Making those reforms would allows Republicans in power now to advance more of their agenda, but likewise the less stringent rules could be used by Democrats if they were able to regain power in Congress. Messer acknowledged that’s a possibility, but said right now the Senate isn’t working for any Americans.

“The legislative process in Washington has been a disaster in recent decades and it’s failing the American people. And more and more I talk to Hoosiers that feel like the process is just broken, nothing seems to work,” Messer said. “The minority party constantly hangs up the agenda of the majority party and makes it impossible for them to succeed.”

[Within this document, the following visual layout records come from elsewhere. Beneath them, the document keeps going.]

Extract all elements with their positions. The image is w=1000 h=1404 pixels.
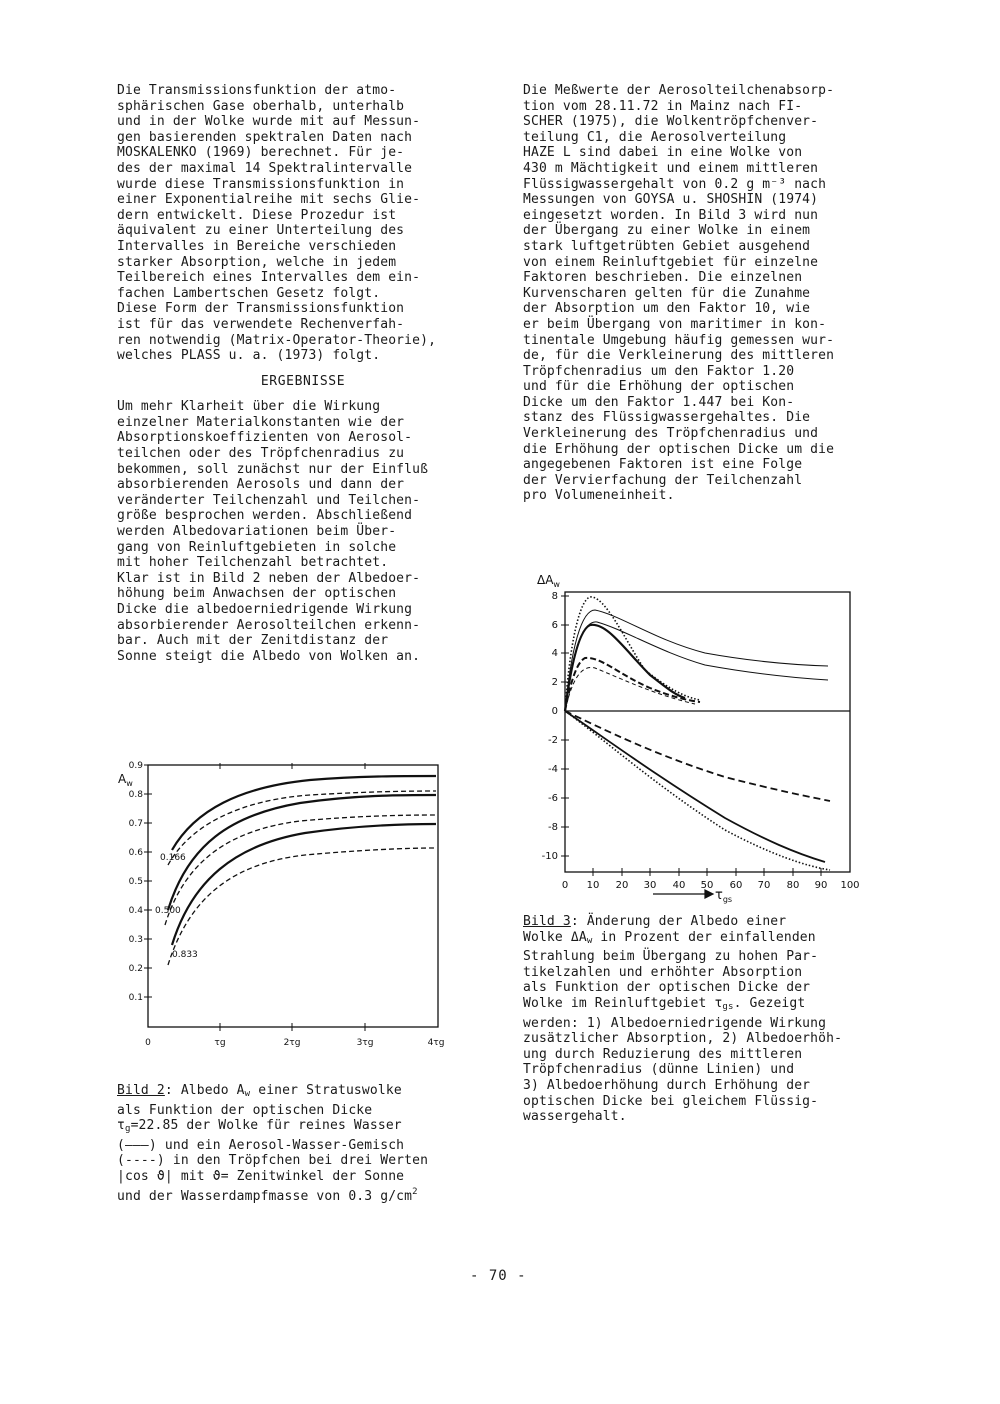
- figure-2-albedo-plot: [110, 755, 465, 1055]
- figure-3-caption: [523, 914, 908, 1125]
- fig2-ytick-label: 0.1: [128, 993, 143, 1003]
- fig3-ytick-label: -6: [548, 793, 558, 804]
- fig2-xtick-label: τg: [214, 1038, 226, 1048]
- fig2-ytick-label: 0.3: [128, 935, 143, 945]
- fig2-caption-text: einer Stratuswolke als Funktion der optischen Dicke τ: [117, 1083, 402, 1134]
- left-text-column: [117, 83, 489, 664]
- fig3-ytick-label: 0: [551, 706, 558, 717]
- fig3-x-axis-label: $\tau_{gs}$: [715, 888, 733, 904]
- fig3-curve-dashed-thin: [565, 667, 695, 711]
- fig2-caption-sub: g: [124, 1124, 131, 1135]
- fig2-ytick-label: 0.4: [128, 906, 143, 916]
- fig2-curve-dashed-0.500: [165, 815, 436, 925]
- fig2-ytick-label: 0.2: [128, 964, 143, 974]
- fig2-caption-label: Bild 2: [117, 1083, 165, 1098]
- page-number: - 70 -: [470, 1268, 527, 1284]
- fig3-caption-text: . Gezeigt werden: 1) Albedoerniedrigende Wirkung zusätzlicher Absorption, 2) Albedoerhöh- ung durch Reduzierung des mittleren Tröpfchenradius (dünne Linien) und 3) Albedoerhöhung durch Erhöhung der optischen Dicke bei gleichem Flüssig- wassergehalt.: [523, 995, 843, 1125]
- fig3-caption-sub: w: [586, 935, 593, 946]
- right-text-column: [523, 83, 908, 504]
- section-heading-ergebnisse: ERGEBNISSE: [260, 373, 346, 389]
- fig3-curve-dotted-lower: [565, 711, 830, 870]
- fig3-ytick-label: -2: [548, 735, 558, 746]
- fig3-xtick-label: 10: [586, 880, 600, 891]
- fig3-xtick-label: 90: [814, 880, 828, 891]
- figure-2-caption: [117, 1083, 492, 1204]
- fig3-ytick-label: -8: [548, 822, 558, 833]
- fig3-caption-label: Bild 3: [523, 914, 571, 929]
- fig3-xtick-label: 30: [643, 880, 657, 891]
- fig2-ytick-label: 0.8: [128, 790, 143, 800]
- fig2-ytick-label: 0.6: [128, 848, 143, 858]
- fig2-curve-dashed-0.833: [168, 848, 436, 965]
- fig2-xtick-label: 4τg: [427, 1038, 445, 1048]
- fig2-curve-solid-0.833: [172, 824, 436, 945]
- fig2-xtick-label: 0: [145, 1038, 151, 1048]
- fig2-caption-text: : Albedo A: [164, 1083, 245, 1098]
- fig3-ytick-label: 6: [551, 620, 558, 631]
- fig3-curve-solid-lower: [565, 711, 825, 862]
- fig2-ytick-label: 0.7: [128, 819, 143, 829]
- fig3-ytick-label: -4: [548, 764, 558, 775]
- fig2-y-axis-label: $A_w$: [118, 772, 133, 788]
- fig2-y-ticks: [144, 763, 365, 1031]
- fig3-ytick-label: 4: [551, 648, 558, 659]
- fig2-caption-text: =22.85 der Wolke für reines Wasser (———) und ein Aerosol-Wasser-Gemisch (----) in den Tröpfchen bei drei Werten |cos ϑ| mit ϑ= Zenitwinkel der Sonne und der Wasserdampfmasse von 0.3 g/cm: [117, 1118, 429, 1204]
- fig3-y-axis-label: $\Delta A_w$: [537, 573, 560, 589]
- fig3-xtick-label: 60: [729, 880, 743, 891]
- fig3-caption-text: in Prozent der einfallenden Strahlung beim Übergang zu hohen Par- tikelzahlen und erhöhter Absorption als Funktion der optischen Dicke der Wolke im Reinluftgebiet τ: [523, 929, 819, 1011]
- fig3-xtick-label: 20: [615, 880, 629, 891]
- fig2-xtick-label: 2τg: [283, 1038, 301, 1048]
- left-paragraph-2: Um mehr Klarheit über die Wirkung einzelner Materialkonstanten wie der Absorptionskoeffizienten von Aerosol- teilchen oder des Tröpfchenradius zu bekommen, soll zunächst nur der Einfluß absorbierenden Aerosols und dann der veränderter Teilchenzahl und Teilchen- größe besprochen werden. Abschließend werden Albedovariationen beim Über- gang von Reinluftgebieten in solche mit hoher Teilchenzahl betrachtet. Klar ist in Bild 2 neben der Albedoer- höhung beim Anwachsen der optischen Dicke die albedoerniedrigende Wirkung absorbierender Aerosolteilchen erkenn- bar. Auch mit der Zenitdistanz der Sonne steigt die Albedo von Wolken an.: [117, 399, 429, 664]
- left-paragraph-1: Die Transmissionsfunktion der atmo- sphärischen Gase oberhalb, unterhalb und in der Wolke wurde mit auf Messun- gen basierenden spektralen Daten nach MOSKALENKO (1969) berechnet. Für je- des der maximal 14 Spektralintervalle wurde diese Transmissionsfunktion in einer Exponentialreihe mit sechs Glie- dern entwickelt. Diese Prozedur ist äquivalent zu einer Unterteilung des Intervalles in Bereiche verschieden starker Absorption, welche in jedem Teilbereich eines Intervalles dem ein- fachen Lambertschen Gesetz folgt. Diese Form der Transmissionsfunktion ist für das verwendete Rechenverfah- ren notwendig (Matrix-Operator-Theorie), welches PLASS u. a. (1973) folgt.: [117, 83, 437, 364]
- fig3-xtick-label: 100: [840, 880, 860, 891]
- fig3-curve-thick: [565, 625, 685, 711]
- fig3-ytick-label: -10: [541, 851, 558, 862]
- fig3-curve-dashed-lower: [565, 711, 830, 801]
- fig2-curve-label: 0.166: [160, 853, 186, 863]
- fig3-xtick-label: 70: [757, 880, 771, 891]
- fig3-curve-thin-2: [565, 622, 828, 711]
- fig3-curve-thin-1: [565, 610, 828, 711]
- fig2-caption-sub: w: [244, 1089, 251, 1099]
- fig3-caption-text: : Änderung der Albedo einer Wolke ΔA: [523, 914, 787, 945]
- fig3-curve-dotted-upper: [565, 597, 700, 711]
- fig3-x-axis-arrow: [653, 890, 713, 898]
- fig3-xtick-label: 80: [786, 880, 800, 891]
- fig2-curve-label: 0.833: [172, 950, 198, 960]
- fig2-ytick-label: 0.5: [128, 877, 143, 887]
- right-paragraph-1: Die Meßwerte der Aerosolteilchenabsorp- tion vom 28.11.72 in Mainz nach FI- SCHER (1975), die Wolkentröpfchenver- teilung C1, die Aerosolverteilung HAZE L sind dabei in eine Wolke von 430 m Mächtigkeit und einem mittleren Flüssigwassergehalt von 0.2 g m⁻³ nach Messungen von GOYSA u. SHOSHIN (1974) eingesetzt worden. In Bild 3 wird nun der Übergang zu einer Wolke in einem stark luftgetrübten Gebiet ausgehend von einem Reinluftgebiet für einzelne Faktoren beschrieben. Die einzelnen Kurvenscharen gelten für die Zunahme der Absorption um den Faktor 10, wie er beim Übergang von maritimer in kon- tinentale Umgebung häufig gemessen wur- de, für die Verkleinerung des mittleren Tröpfchenradius um den Faktor 1.20 und für die Erhöhung der optischen Dicke um den Faktor 1.447 bei Kon- stanz des Flüssigwassergehaltes. Die Verkleinerung des Tröpfchenradius und die Erhöhung der optischen Dicke um die angegebenen Faktoren ist eine Folge der Vervierfachung der Teilchenzahl pro Volumeneinheit.: [523, 83, 835, 504]
- fig2-xtick-label: 3τg: [356, 1038, 374, 1048]
- fig3-xtick-label: 50: [700, 880, 714, 891]
- fig3-ytick-label: 8: [551, 591, 558, 602]
- fig3-xtick-label: 0: [561, 880, 569, 891]
- fig3-curve-dashed-upper: [565, 658, 700, 711]
- fig3-caption-sub: gs: [722, 1001, 734, 1012]
- fig2-caption-sup: 2: [412, 1186, 418, 1197]
- fig2-curve-label: 0.500: [155, 906, 181, 916]
- figure-3-delta-albedo-plot: [525, 570, 865, 910]
- fig3-xtick-label: 40: [672, 880, 686, 891]
- fig2-ytick-label: 0.9: [128, 761, 143, 771]
- fig3-ytick-label: 2: [551, 677, 558, 688]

Republicans on hand asked Messer his thoughts on issues including Congress’ use of continuing resolutions to fund the government instead of a long-term budget, his thoughts on an increasing national debt, about ongoing efforts to “drain the swamp,” and about immigration and the future of the U.S. economy.

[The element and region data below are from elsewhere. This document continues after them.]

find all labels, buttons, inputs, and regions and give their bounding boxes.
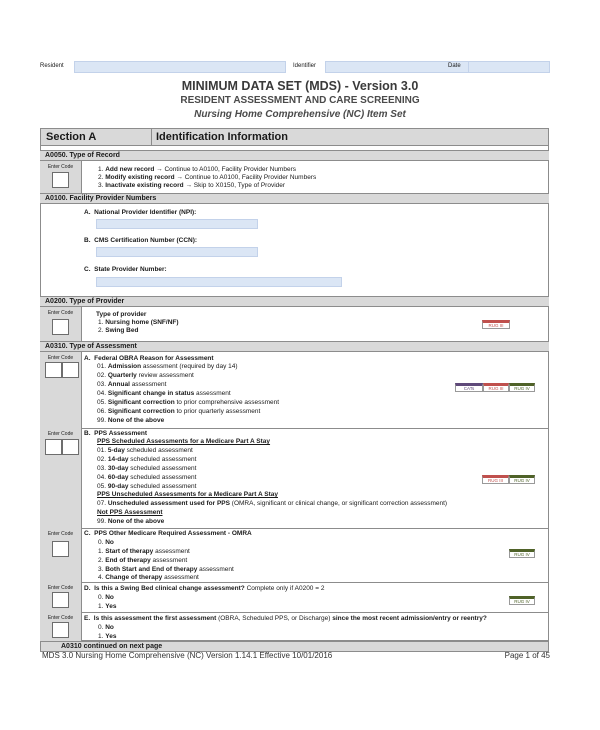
form-subtitle: RESIDENT ASSESSMENT AND CARE SCREENING <box>180 95 420 106</box>
resident-label: Resident <box>40 63 64 69</box>
section-name: Identification Information <box>156 131 288 143</box>
state-provider-label: C. State Provider Number: <box>84 266 167 273</box>
divider <box>82 428 549 429</box>
a0200-option-1: 1. Nursing home (SNF/NF) <box>98 319 179 326</box>
a0310a-option: 99. None of the above <box>97 417 165 424</box>
a0310d-enter-code <box>40 582 82 612</box>
resident-field[interactable] <box>74 61 286 73</box>
section-divider <box>151 129 152 145</box>
a0310e-code-box[interactable] <box>52 622 69 638</box>
a0050-code-box[interactable] <box>52 172 69 188</box>
a0310d-option: 1. Yes <box>98 603 117 610</box>
rug4-badge: RUG IV <box>509 596 535 605</box>
a0310b-option: 07. Unscheduled assessment used for PPS (OMRA, significant or clinical change, or significant correction assessment) <box>97 500 448 507</box>
a0050-title-bar: A0050. Type of Record <box>40 150 549 161</box>
a0200-title-bar: A0200. Type of Provider <box>40 296 549 307</box>
enter-code-label: Enter Code <box>47 164 74 170</box>
a0310e-option: 0. No <box>98 624 114 631</box>
a0310c-option: 3. Both Start and End of therapy assessment <box>98 566 234 573</box>
a0050-option-3: 3. Inactivate existing record → Skip to X0150, Type of Provider <box>98 182 286 189</box>
a0310e-enter-code <box>40 612 82 641</box>
not-pps-heading: Not PPS Assessment <box>97 509 163 516</box>
a0310b-option: 02. 14-day scheduled assessment <box>97 456 197 463</box>
date-label: Date <box>448 63 461 69</box>
rug4-badge: RUG IV <box>509 475 535 484</box>
enter-code-label: Enter Code <box>47 431 74 437</box>
rug4-badge: RUG IV <box>509 549 535 558</box>
page-footer <box>42 651 550 660</box>
a0310b-enter-code <box>40 428 82 528</box>
form-title: MINIMUM DATA SET (MDS) - Version 3.0 <box>181 79 419 93</box>
a0310b-option: 05. 90-day scheduled assessment <box>97 483 197 490</box>
a0310a-code-box-1[interactable] <box>45 362 62 378</box>
a0310b-option: 01. 5-day scheduled assessment <box>97 447 193 454</box>
a0310a-option: 03. Annual assessment <box>97 381 167 388</box>
enter-code-label: Enter Code <box>47 310 74 316</box>
identifier-label: Identifier <box>293 63 317 69</box>
a0310a-heading: A. Federal OBRA Reason for Assessment <box>84 355 214 362</box>
a0310c-option: 4. Change of therapy assessment <box>98 574 199 581</box>
state-provider-field[interactable] <box>96 277 342 287</box>
enter-code-label: Enter Code <box>47 585 74 591</box>
a0310b-option: 04. 60-day scheduled assessment <box>97 474 197 481</box>
a0310b-heading: B. PPS Assessment <box>84 430 147 437</box>
a0310c-option: 0. No <box>98 539 114 546</box>
a0310b-option: 99. None of the above <box>97 518 165 525</box>
rug3-badge: RUG III <box>483 383 509 392</box>
a0310d-code-box[interactable] <box>52 592 69 608</box>
rug3-badge: RUG III <box>482 320 510 329</box>
enter-code-label: Enter Code <box>47 615 74 621</box>
a0310e-option: 1. Yes <box>98 633 117 640</box>
a0310c-option: 2. End of therapy assessment <box>98 557 188 564</box>
rug4-badge: RUG IV <box>509 383 535 392</box>
a0200-enter-code <box>40 307 82 341</box>
a0200-option-2: 2. Swing Bed <box>98 327 139 334</box>
npi-field[interactable] <box>96 219 258 229</box>
section-header <box>40 128 549 146</box>
footer-version: MDS 3.0 Nursing Home Comprehensive (NC) Version 1.14.1 Effective 10/01/2016 <box>42 651 333 660</box>
pps-scheduled-heading: PPS Scheduled Assessments for a Medicare Part A Stay <box>97 438 271 445</box>
rug3-badge: RUG III <box>482 475 509 484</box>
a0310e-heading: E. Is this assessment the first assessment (OBRA, Scheduled PPS, or Discharge) since the most recent admission/entry or reentry? <box>84 615 487 622</box>
a0310c-heading: C. PPS Other Medicare Required Assessment - OMRA <box>84 530 252 537</box>
a0310d-heading: D. Is this a Swing Bed clinical change assessment? Complete only if A0200 = 2 <box>84 585 325 592</box>
a0310a-option: 06. Significant correction to prior quarterly assessment <box>97 408 261 415</box>
a0310b-code-box-2[interactable] <box>62 439 79 455</box>
date-field[interactable] <box>468 61 550 73</box>
a0200-code-box[interactable] <box>52 319 69 335</box>
a0310a-code-box-2[interactable] <box>62 362 79 378</box>
a0310c-option: 1. Start of therapy assessment <box>98 548 190 555</box>
a0200-heading: Type of provider <box>96 311 147 318</box>
cats-badge: CATs <box>455 383 483 392</box>
pps-unscheduled-heading: PPS Unscheduled Assessments for a Medicare Part A Stay <box>97 491 278 498</box>
divider <box>82 528 549 529</box>
section-id: Section A <box>46 131 97 143</box>
a0310c-code-box[interactable] <box>52 541 69 557</box>
page-number: Page 1 of 45 <box>504 651 550 660</box>
enter-code-label: Enter Code <box>47 531 74 537</box>
ccn-label: B. CMS Certification Number (CCN): <box>84 237 198 244</box>
npi-label: A. National Provider Identifier (NPI): <box>84 209 197 216</box>
a0050-option-2: 2. Modify existing record → Continue to A0100, Facility Provider Numbers <box>98 174 317 181</box>
a0310a-enter-code <box>40 352 82 428</box>
a0310d-option: 0. No <box>98 594 114 601</box>
a0310-title-bar: A0310. Type of Assessment <box>40 341 549 352</box>
divider <box>82 582 549 583</box>
a0310a-option: 05. Significant correction to prior comprehensive assessment <box>97 399 280 406</box>
form-header-fields <box>40 61 552 75</box>
a0310b-code-box-1[interactable] <box>45 439 62 455</box>
divider <box>82 612 549 613</box>
continued-bar: A0310 continued on next page <box>40 641 549 652</box>
a0050-enter-code <box>40 161 82 193</box>
a0310b-option: 03. 30-day scheduled assessment <box>97 465 197 472</box>
item-set-title: Nursing Home Comprehensive (NC) Item Set <box>194 109 406 120</box>
a0100-title-bar: A0100. Facility Provider Numbers <box>40 193 549 204</box>
a0310c-enter-code <box>40 528 82 582</box>
ccn-field[interactable] <box>96 247 258 257</box>
a0310a-option: 01. Admission assessment (required by day 14) <box>97 363 238 370</box>
a0310a-option: 02. Quarterly review assessment <box>97 372 194 379</box>
a0310a-option: 04. Significant change in status assessment <box>97 390 231 397</box>
a0050-option-1: 1. Add new record → Continue to A0100, Facility Provider Numbers <box>98 166 296 173</box>
enter-code-label: Enter Code <box>47 355 74 361</box>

Messer told attendees he’s a believer in the president’s policy agenda and wants to join the Senate in order to help achieve Republican goals. He said he thinks Americans elected Trump because people have questions about whether they will get the economic opportunities they desire and because there is a sense that legislative institutions aren’t working so a shakeup in Washington was needed.

The Hoosiers he talks to care more about the substance of the president’s policies than the substance of his Twitter postings, Messer said.

“My thought is our country is in a much better position to handle these challenges,” he said. “(Trump) is a very encouraging leader who pushes for success. I’m working very hard to be supportive of the Trump administration. I want to work with them.”

Messer summed up his visit with a personal anecdote about playing middle school football and wanting to quit after his first day of practice as he lagged far behind his peers. His mother, a single parent who raised him, told him she wasn’t going to let him quit and that he had to stick with it. He became the most-improved player on the team and later went on to be a successful player at the high school and collegiate levels.

He plans to bring that learned tenacity to the Senate, if elected.

“Quiters never win. Winners never quit,” Messer said. “If you work hard, stay focused, anything is possible.”